– « Pensez-vous vraiment qu’il soit préférable de laisser le Royaume de l’Aube en l’état plutôt que de mettre le Comte Quinn à sa tête ? » Demanda Roland.
Edith qui, visiblement, s’attendait à cette question, répondit :
– « Pour tout vous dire, je ne pense pas que ces deux alternatives fassent grande différence à court terme. En effet, un allié fiable pourra vous fournir ressources, personnel et assistance lors de la Bataille de la Divine Volonté. Mais si, dans la mesure où sa fille est de votre côté, vous pouvez vous fier au Comte Quinn, en revanche, vous ne pouvez rien avancer concernant le reste des nobles. »
« Elle… le reconnaît ? » Roland, confus, se demandait bien ce qu’elle entendait par “court terme”. Sans doute son argumentation reposait-elle sur le manque de confiance des nobles.
« Par ailleurs, si jamais le Royaume de l’Aube venait à sombrer dans le chaos, la guerre serait inévitable, ce qui aurait pour effet de l’affaiblir. Ajoutez à cela l’invasion des Diables et ce pays, tout comme la Région de l’Est et le Territoire du Sud, ne sera plus que désert. Vous pourrez sans peine récupérer les réfugiés et ceux-ci vous appartiendront à jamais, ce qui ne serait pas le cas si vous choisissiez la première solution. »
– « Mais vous venez de dire qu’un allié pourrait apporter à l’effort de guerre des gens, des ressources et un soutien! » S’exclama Rossignol, impatientée. « Comment pouvez-vous mettre sur un pied d’égalité ces trois avantages et un seul, dans l’autre cas ? Par ailleurs, n’avez-vous jamais pensé que ces réfugiés pourraient mourir de faim être exposés aux éléments durant le transfert ? »
– « Je conçois que trois avantages puissent sembler plus prometteurs qu’un seul, mais pour pouvoir tirer pleinement parti des ressources alliées, il faudrait que Sa Majesté procède à quelques investissements, comme par exemple une machine à vapeur, des Dorés II et même des munitions.
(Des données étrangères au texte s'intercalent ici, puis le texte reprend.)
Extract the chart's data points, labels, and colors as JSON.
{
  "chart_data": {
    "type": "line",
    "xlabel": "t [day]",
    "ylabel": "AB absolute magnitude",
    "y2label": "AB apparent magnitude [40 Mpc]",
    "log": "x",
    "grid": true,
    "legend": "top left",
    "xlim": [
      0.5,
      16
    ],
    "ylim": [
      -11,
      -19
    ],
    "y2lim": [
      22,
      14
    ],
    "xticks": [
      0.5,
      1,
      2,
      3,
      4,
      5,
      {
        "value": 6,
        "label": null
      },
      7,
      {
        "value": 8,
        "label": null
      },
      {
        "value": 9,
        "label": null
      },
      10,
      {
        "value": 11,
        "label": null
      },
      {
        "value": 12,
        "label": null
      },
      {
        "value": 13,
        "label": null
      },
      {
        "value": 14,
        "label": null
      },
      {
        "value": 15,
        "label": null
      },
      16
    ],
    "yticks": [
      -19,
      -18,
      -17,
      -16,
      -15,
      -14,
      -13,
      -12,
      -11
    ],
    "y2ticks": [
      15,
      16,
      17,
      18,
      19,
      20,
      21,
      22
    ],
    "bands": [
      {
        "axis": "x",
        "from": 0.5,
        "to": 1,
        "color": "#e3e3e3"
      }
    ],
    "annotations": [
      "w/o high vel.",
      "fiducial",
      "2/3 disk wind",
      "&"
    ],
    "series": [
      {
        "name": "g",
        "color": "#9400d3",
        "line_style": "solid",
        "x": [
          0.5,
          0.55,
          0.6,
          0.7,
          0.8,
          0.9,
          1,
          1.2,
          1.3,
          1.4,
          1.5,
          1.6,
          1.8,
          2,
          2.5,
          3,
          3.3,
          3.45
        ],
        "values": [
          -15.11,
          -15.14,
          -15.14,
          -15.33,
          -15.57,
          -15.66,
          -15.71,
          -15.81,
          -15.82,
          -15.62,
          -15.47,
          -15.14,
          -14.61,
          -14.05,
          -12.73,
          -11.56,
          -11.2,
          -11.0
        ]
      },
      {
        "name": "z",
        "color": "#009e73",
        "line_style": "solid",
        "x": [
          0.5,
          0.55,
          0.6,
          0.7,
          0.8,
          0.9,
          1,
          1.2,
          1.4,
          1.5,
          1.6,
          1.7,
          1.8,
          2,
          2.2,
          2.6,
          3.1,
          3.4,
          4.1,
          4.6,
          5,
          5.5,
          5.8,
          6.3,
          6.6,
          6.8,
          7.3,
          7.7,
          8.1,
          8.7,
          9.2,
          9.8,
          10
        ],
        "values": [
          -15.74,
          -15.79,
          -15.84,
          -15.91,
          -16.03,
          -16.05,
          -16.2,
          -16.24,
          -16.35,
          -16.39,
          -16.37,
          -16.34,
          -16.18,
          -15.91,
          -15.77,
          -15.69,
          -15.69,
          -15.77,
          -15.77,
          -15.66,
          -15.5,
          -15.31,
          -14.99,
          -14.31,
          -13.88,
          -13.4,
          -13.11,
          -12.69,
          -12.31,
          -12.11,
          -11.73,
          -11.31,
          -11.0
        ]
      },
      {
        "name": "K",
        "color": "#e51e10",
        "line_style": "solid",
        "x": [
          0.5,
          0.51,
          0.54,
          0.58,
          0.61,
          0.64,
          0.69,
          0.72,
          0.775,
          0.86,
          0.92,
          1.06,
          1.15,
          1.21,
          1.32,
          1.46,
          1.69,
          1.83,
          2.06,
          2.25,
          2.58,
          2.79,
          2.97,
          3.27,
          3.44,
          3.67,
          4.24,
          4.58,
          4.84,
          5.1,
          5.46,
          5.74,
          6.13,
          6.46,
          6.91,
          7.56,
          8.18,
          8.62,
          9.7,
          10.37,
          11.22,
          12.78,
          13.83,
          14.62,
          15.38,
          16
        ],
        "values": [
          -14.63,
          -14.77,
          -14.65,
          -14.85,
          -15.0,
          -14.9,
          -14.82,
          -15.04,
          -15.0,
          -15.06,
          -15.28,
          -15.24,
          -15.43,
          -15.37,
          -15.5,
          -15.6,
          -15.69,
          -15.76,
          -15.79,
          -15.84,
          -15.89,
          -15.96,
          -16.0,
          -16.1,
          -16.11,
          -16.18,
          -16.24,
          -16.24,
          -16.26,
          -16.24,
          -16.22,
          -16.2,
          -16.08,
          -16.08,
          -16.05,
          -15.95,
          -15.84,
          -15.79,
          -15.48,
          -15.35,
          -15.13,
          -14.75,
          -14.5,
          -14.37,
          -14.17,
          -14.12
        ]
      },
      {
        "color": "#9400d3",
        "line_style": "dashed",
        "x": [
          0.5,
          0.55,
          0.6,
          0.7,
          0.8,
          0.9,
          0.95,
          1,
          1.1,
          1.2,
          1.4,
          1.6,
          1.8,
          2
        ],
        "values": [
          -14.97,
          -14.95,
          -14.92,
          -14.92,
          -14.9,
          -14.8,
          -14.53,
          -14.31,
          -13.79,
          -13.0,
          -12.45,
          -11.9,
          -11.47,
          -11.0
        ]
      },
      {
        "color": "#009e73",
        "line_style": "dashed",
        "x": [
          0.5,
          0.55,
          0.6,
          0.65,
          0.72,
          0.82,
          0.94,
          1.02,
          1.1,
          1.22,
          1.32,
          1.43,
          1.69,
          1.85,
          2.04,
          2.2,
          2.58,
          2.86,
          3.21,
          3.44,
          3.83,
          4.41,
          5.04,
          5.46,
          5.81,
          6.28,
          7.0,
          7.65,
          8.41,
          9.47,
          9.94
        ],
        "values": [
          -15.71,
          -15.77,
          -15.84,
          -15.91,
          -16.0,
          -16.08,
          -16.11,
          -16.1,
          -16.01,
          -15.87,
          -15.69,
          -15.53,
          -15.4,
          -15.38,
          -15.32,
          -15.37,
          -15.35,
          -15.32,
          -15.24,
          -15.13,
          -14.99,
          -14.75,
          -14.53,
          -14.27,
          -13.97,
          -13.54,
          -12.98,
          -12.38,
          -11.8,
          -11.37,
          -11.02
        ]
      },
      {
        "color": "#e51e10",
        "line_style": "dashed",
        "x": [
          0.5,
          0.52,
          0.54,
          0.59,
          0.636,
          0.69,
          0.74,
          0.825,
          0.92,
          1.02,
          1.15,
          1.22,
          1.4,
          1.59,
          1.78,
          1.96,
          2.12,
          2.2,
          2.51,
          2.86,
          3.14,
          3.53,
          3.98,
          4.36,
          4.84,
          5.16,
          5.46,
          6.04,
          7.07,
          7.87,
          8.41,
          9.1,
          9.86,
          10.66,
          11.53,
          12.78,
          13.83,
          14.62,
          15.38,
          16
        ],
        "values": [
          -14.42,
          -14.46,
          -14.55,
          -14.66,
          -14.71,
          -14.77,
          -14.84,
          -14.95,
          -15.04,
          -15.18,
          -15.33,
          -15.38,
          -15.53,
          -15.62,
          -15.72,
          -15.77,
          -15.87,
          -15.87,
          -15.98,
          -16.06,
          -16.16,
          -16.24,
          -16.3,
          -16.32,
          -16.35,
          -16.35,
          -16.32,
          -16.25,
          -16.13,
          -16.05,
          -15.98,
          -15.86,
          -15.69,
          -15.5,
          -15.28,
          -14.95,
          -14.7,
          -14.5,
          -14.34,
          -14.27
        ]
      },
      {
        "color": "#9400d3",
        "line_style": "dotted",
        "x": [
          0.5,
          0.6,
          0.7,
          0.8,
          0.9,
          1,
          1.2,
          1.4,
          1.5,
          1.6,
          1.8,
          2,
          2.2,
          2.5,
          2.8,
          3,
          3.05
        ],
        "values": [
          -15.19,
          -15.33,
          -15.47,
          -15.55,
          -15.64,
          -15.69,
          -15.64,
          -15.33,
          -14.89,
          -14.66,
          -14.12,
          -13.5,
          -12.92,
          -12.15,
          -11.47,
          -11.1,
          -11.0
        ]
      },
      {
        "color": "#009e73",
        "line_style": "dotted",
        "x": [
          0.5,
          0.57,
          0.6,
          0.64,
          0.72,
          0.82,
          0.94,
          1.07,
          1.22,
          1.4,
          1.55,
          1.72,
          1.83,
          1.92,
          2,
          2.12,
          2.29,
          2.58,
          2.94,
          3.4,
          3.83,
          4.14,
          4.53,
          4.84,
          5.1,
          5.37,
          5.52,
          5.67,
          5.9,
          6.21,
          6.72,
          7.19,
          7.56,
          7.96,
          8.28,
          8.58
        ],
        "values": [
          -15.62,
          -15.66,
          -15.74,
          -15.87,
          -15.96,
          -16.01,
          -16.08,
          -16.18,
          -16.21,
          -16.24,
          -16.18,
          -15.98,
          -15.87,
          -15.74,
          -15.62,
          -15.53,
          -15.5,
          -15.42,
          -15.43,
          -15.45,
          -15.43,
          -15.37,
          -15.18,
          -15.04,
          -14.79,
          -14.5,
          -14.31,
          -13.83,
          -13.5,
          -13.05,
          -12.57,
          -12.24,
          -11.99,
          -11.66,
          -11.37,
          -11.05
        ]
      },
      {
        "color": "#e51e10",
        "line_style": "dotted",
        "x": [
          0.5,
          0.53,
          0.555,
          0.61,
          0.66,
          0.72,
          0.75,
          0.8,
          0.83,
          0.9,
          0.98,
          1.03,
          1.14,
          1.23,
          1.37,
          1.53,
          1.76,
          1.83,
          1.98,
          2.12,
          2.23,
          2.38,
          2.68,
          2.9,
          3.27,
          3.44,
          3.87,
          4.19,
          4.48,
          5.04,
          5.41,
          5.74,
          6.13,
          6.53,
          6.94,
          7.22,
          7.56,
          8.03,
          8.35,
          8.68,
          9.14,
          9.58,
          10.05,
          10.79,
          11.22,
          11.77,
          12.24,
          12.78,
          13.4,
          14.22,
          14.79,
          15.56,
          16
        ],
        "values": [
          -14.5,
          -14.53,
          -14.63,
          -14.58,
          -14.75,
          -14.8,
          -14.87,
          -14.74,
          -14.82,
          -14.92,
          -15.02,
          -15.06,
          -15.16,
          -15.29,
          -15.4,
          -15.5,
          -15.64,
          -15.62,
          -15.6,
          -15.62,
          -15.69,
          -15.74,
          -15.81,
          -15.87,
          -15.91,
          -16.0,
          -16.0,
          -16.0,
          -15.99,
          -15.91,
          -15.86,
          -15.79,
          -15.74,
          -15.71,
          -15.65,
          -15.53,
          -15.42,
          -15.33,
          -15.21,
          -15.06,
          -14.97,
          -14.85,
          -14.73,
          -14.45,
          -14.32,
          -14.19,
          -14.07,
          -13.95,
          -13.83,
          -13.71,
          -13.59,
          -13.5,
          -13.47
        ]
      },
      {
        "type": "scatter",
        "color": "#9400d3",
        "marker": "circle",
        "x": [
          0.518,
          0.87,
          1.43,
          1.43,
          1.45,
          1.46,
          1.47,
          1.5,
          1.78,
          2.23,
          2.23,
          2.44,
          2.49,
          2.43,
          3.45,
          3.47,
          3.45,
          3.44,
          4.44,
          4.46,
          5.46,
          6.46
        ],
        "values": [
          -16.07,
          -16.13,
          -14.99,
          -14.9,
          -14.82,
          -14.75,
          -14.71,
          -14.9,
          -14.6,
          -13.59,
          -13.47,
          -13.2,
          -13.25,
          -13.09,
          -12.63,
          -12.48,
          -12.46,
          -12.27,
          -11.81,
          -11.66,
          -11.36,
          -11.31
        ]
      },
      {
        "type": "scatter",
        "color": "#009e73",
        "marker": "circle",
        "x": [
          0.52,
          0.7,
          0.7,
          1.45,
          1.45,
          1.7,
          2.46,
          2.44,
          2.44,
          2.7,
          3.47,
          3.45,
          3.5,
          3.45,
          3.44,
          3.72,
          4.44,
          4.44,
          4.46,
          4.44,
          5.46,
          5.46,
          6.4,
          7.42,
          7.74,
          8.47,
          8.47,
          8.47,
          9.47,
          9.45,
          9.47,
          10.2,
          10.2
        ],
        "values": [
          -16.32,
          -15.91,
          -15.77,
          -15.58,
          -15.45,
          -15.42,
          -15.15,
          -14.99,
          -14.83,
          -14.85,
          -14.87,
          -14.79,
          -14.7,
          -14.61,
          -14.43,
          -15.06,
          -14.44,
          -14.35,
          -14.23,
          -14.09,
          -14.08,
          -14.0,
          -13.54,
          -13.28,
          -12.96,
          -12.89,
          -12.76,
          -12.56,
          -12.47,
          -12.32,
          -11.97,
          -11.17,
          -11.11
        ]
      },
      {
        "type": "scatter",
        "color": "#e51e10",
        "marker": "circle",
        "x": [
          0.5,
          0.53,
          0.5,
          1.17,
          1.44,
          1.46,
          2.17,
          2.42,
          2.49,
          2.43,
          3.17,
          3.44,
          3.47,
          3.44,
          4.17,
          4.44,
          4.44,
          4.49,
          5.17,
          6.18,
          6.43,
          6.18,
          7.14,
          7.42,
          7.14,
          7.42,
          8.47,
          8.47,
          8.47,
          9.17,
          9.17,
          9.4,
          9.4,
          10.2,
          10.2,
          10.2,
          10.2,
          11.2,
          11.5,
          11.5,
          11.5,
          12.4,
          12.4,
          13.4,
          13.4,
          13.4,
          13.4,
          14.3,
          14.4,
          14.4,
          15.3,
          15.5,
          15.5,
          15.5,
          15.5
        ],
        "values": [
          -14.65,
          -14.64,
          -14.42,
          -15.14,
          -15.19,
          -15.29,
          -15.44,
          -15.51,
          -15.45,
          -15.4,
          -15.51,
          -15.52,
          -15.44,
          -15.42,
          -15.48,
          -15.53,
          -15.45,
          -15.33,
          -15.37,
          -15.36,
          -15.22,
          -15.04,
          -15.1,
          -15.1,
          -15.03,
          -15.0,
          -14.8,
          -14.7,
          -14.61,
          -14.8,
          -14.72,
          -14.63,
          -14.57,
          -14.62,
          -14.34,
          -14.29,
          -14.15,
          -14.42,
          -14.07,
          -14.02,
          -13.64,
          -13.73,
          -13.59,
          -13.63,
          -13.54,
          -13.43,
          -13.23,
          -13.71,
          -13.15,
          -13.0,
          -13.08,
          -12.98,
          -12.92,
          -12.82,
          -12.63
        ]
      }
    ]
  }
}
Sans cela, le Royaume de l’Aube n’aurait rien pour affronter les Diables ni pour combattre aux côtés de Graycastle sur le champ de bataille. Mais quand bien même cet important investissement rapporterait des bénéfices conséquents, nous ne pouvons pas ne pas tenir compte de cette somptueuse somme d’argent alors que nous avons à peine de quoi répondre aux besoins de la Cité Sans Hiver. C’est pourquoi j’estime que dans les deux cas, les avantages sont sensiblement les mêmes. »
Roland haussa les sourcils, conscient qu’à Graycastle, peu de gens seraient en mesure de comprendre le processus d’investissement fondé sur le risque et le profit. Barov, par exemple, aurait catégoriquement refusé de fournir sa technologie et ses produits pour soutenir un pays voisin.
– « Dans ce cas, pourquoi vouloir renoncer au Royaume de l’Aube ? »
– « À cause des sorcières, Votre Majesté », répondit Edith, à la grande surprise de tous.
– « Des sorcières ? »
Roland était abasourdi.
– « Oui », répondit la jeune femme. « Réfléchissez, Majesté. Si le nouveau Royaume de l’Aube cessait de persécuter les sorcières ou plutôt si, sous l’influence d’Andrea, le Comte Quinn se mettait à suivre votre exemple et à engager des sorcières pour aider à la production et à la construction du pays – les nouvelles éveillées n’ayant plus à craindre pour leur vie, elles ne viendraient plus s’installer à Graycastle. C’est l’une des pertes potentielles. »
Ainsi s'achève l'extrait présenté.